Во многих интервью и в своих работах вы говорите о том, что вас изменил Майдан. Как и почему?
Ну, во-первых, я обрел свою страну и свою родину. Что, впрочем, произошло и для десяток, сотен тысяч людей. Раньше это было в каком-то летаргическом состоянии. Скажем, я себя считал, скорее, украинским художником, но и не особо возражал, если называли русским. Однако дело, конечно, не в самом слове «украинец», хотя это замечательное слово, и не в том, чей ты художник.
Просто я обрел измерение искренности, другое понимание художественного поступка. То, что, как я понял, мне не хватало 20 лет жизни в Москве. Там вся эстетика строилась на «художнике-персонаже» и бесконечном дистанцировании. Мои московские учителя всегда учили меня, что искусство — это искусство, а жизнь — это жизнь, и их ни в коем случае не надо смешивать.

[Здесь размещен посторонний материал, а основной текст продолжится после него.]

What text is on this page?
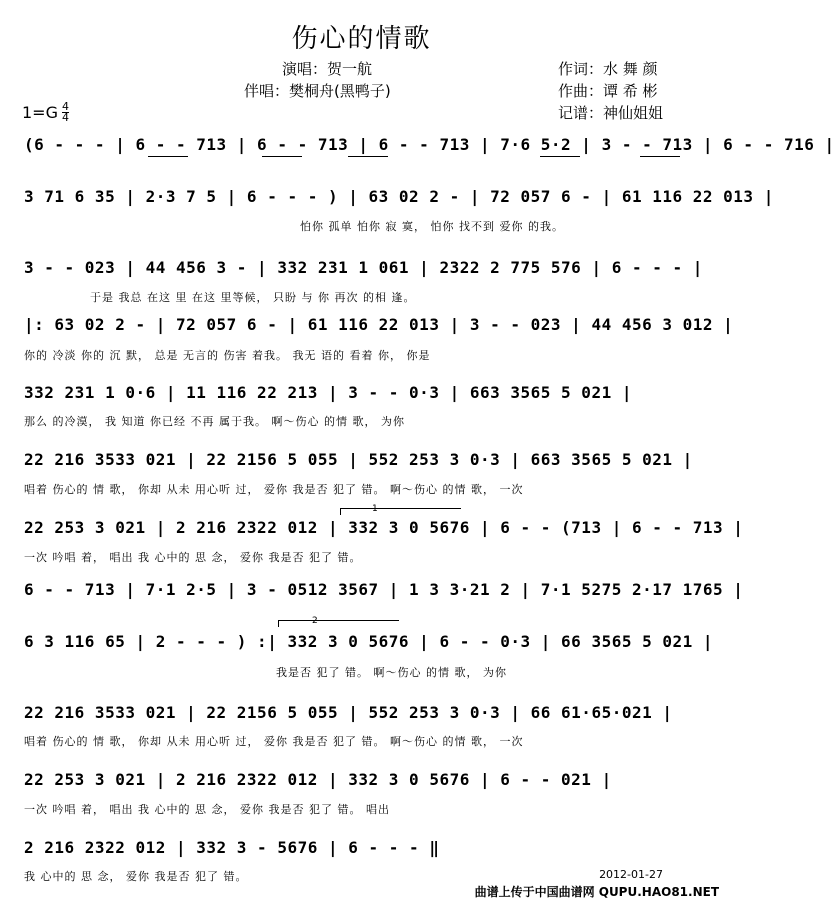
伤心的情歌
演唱：贺一航
伴唱：樊桐舟(黑鸭子)
作词：水 舞 颜
作曲：谭 希 彬
记谱：神仙姐姐
$1=G \frac{4}{4}$
(6 - - - | 6 - - 713 | 6 - - 713 | 6 - - 713 | 7·6 5·2 | 3 - - 713 | 6 - - 716 |
3 71 6 35 | 2·3 7 5 | 6 - - - ) | 63 02 2 - | 72 057 6 - | 61 116 22 013 |
怕你 孤单 怕你 寂 寞， 怕你 找不到 爱你 的我。
3 - - 023 | 44 456 3 - | 332 231 1 061 | 2322 2 775 576 | 6 - - - |
于是 我总 在这 里 在这 里等候， 只盼 与 你 再次 的相 逢。
|: 63 02 2 - | 72 057 6 - | 61 116 22 013 | 3 - - 023 | 44 456 3 012 |
你的 冷淡 你的 沉 默， 总是 无言的 伤害 着我。 我无 语的 看着 你， 你是
332 231 1 0·6 | 11 116 22 213 | 3 - - 0·3 | 663 3565 5 021 |
那么 的冷漠， 我 知道 你已经 不再 属于我。 啊～伤心 的情 歌， 为你
22 216 3533 021 | 22 2156 5 055 | 552 253 3 0·3 | 663 3565 5 021 |
唱着 伤心的 情 歌， 你却 从未 用心听 过， 爱你 我是否 犯了 错。 啊～伤心 的情 歌， 一次
1
22 253 3 021 | 2 216 2322 012 | 332 3 0 5676 | 6 - - (713 | 6 - - 713 |
一次 吟唱 着， 唱出 我 心中的 思 念， 爱你 我是否 犯了 错。
6 - - 713 | 7·1 2·5 | 3 - 0512 3567 | 1 3 3·21 2 | 7·1 5275 2·17 1765 |
2
6 3 116 65 | 2 - - - ) :| 332 3 0 5676 | 6 - - 0·3 | 66 3565 5 021 |
我是否 犯了 错。 啊～伤心 的情 歌， 为你
22 216 3533 021 | 22 2156 5 055 | 552 253 3 0·3 | 66 61·65·021 |
唱着 伤心的 情 歌， 你却 从未 用心听 过， 爱你 我是否 犯了 错。 啊～伤心 的情 歌， 一次
22 253 3 021 | 2 216 2322 012 | 332 3 0 5676 | 6 - - 021 |
一次 吟唱 着， 唱出 我 心中的 思 念， 爱你 我是否 犯了 错。 唱出
2 216 2322 012 | 332 3 - 5676 | 6 - - - ‖
我 心中的 思 念， 爱你 我是否 犯了 错。	2012-01-27
曲谱上传于中国曲谱网 QUPU.HAO81.NET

Может ли человек искусства быть аполитичным, когда в его стране идет война?
Вопрос в том, что мы понимаем под словом «политика». Ведь это не партии в парламенте и тому подобное. «Политика» происходит от греческого «полис», город. Которое в свою очередь восходит к понятию «места» − вот этого конкретного пространства, в котором живут люди, объединенные этой землей, деревьями, языком, историей, судьбой, богами.
То есть «политика» есть взаимоотношение с открытостью пространства твоей жизни, и сообща с другими, живущими рядом. Так же, как и искусство. И в этом смысле искусство не может быть аполитичным.
Еще одна обсуждаемая тема сейчас — декоммунизация. Ведь над памятниками, мозаиками тоже работали художники, они выставлялись в музеях и галереях…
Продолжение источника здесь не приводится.